And the opportunity for some deep throws presented itself Sunday, mainly because the Raiders employed some single-safety looks over the top, a defense designed to keep more defenders in the box and stop the run.
"We were able to drive (the ball) down there," Reid said. "It loosens things up a bit. You saw they were playing a lot of single safety, obviously concerned about Jamaal (Charles) and the run game. So it opened up something down the field for us. I thought Alex (Smith) did a nice job."
Smith said the Chiefs had correctly predicted the Raiders would employ an overloaded box.
"Coach (Reid) put together a great game plan and then called it and kind of set them up," Smith said. "I thought I did a good job leading some guys with some underneath stuff and then hitting them over the top and then guys were making plays, making plays downfield."
Smith maintained, too, that it was an entire offense doing its job that allowed for the deep throws.

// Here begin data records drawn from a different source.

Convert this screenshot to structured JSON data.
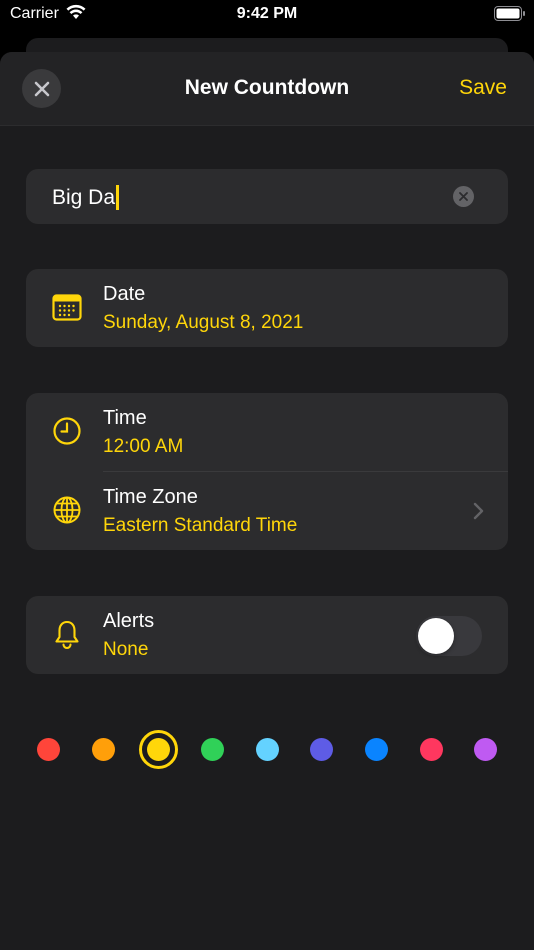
{
  "status": {
    "carrier": "Carrier",
    "time": "9:42 PM"
  },
  "nav": {
    "title": "New Countdown",
    "save_label": "Save"
  },
  "name_field": {
    "value": "Big Da"
  },
  "date": {
    "label": "Date",
    "value": "Sunday, August 8, 2021"
  },
  "time": {
    "label": "Time",
    "value": "12:00 AM"
  },
  "timezone": {
    "label": "Time Zone",
    "value": "Eastern Standard Time"
  },
  "alerts": {
    "label": "Alerts",
    "value": "None",
    "enabled": false
  },
  "colors": {
    "accent": "#ffd60a",
    "options": [
      {
        "name": "red",
        "hex": "#ff453a"
      },
      {
        "name": "orange",
        "hex": "#ff9f0a"
      },
      {
        "name": "yellow",
        "hex": "#ffd60a",
        "selected": true
      },
      {
        "name": "green",
        "hex": "#30d158"
      },
      {
        "name": "cyan",
        "hex": "#64d2ff"
      },
      {
        "name": "indigo",
        "hex": "#5e5ce6"
      },
      {
        "name": "blue",
        "hex": "#0a84ff"
      },
      {
        "name": "pink",
        "hex": "#ff375f"
      },
      {
        "name": "purple",
        "hex": "#bf5af2"
      }
    ]
  }
}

"Oh, for sure, yeah," he said. "You're stretching the field in a lot of different ways. I think it was Travis (Kelce) pulling the safety over and then them jumping on Dwayne on the deep cross and then the one-on-one outside with Albert making the play, beating his man and making the play downfield.

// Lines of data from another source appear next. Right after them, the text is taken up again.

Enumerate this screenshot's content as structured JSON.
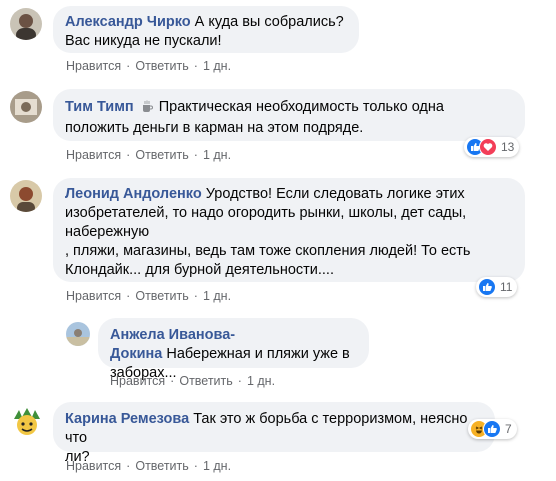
{
  "actions": {
    "like": "Нравится",
    "reply": "Ответить",
    "separator": "·"
  },
  "comments": [
    {
      "author": "Александр Чирко",
      "text": "А куда вы собрались?\nВас никуда не пускали!",
      "time": "1 дн.",
      "reaction_count": ""
    },
    {
      "author": "Тим Тимп",
      "badge_icon": "coffee-cup-icon",
      "text": "Практическая необходимость только одна\nположить деньги в карман на этом подряде.",
      "time": "1 дн.",
      "reactions": [
        "like-icon",
        "love-icon"
      ],
      "reaction_count": "13"
    },
    {
      "author": "Леонид Андоленко",
      "text": "Уродство! Если следовать логике этих изобретателей, то надо огородить рынки, школы, дет сады, набережную\n, пляжи, магазины, ведь там тоже скопления людей! То есть Клондайк... для бурной деятельности....",
      "time": "1 дн.",
      "reactions": [
        "like-icon"
      ],
      "reaction_count": "11"
    },
    {
      "author": "Анжела Иванова-Докина",
      "text": "Набережная и пляжи уже в\nзаборах...",
      "time": "1 дн.",
      "reaction_count": ""
    },
    {
      "author": "Карина Ремезова",
      "text": "Так это ж борьба с терроризмом, неясно что\nли?",
      "time": "1 дн.",
      "reactions": [
        "haha-icon",
        "like-icon"
      ],
      "reaction_count": "7"
    }
  ],
  "colors": {
    "author": "#385898",
    "bubble": "#f0f2f5",
    "meta": "#65676b",
    "like": "#1877f2",
    "love": "#f33e58",
    "haha": "#f7b125"
  }
}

"It's not simple. It takes several things going the right way."
Smith also sees more downfield opportunities coming over the next two games, and hopefully in the playoffs.
"You have to be ready for that," he said. "If they're going to challenge you like that and set and squat (in the box), you have to be able to show them you'll (go deep). You have to be effective down there."
And with Wilson emerging as a deep target, Bowe and Jason Avant could become bigger weapons on deeper crossing routes.
"Right now, we're building chemistry," Bowe said. "Avant is new, so he is getting the hang of things. Albert is young but he's been following my lead. And there is no complaining.
"Guys just want to get in the game and make plays, and as long as we keep that consistently going, you're going to win."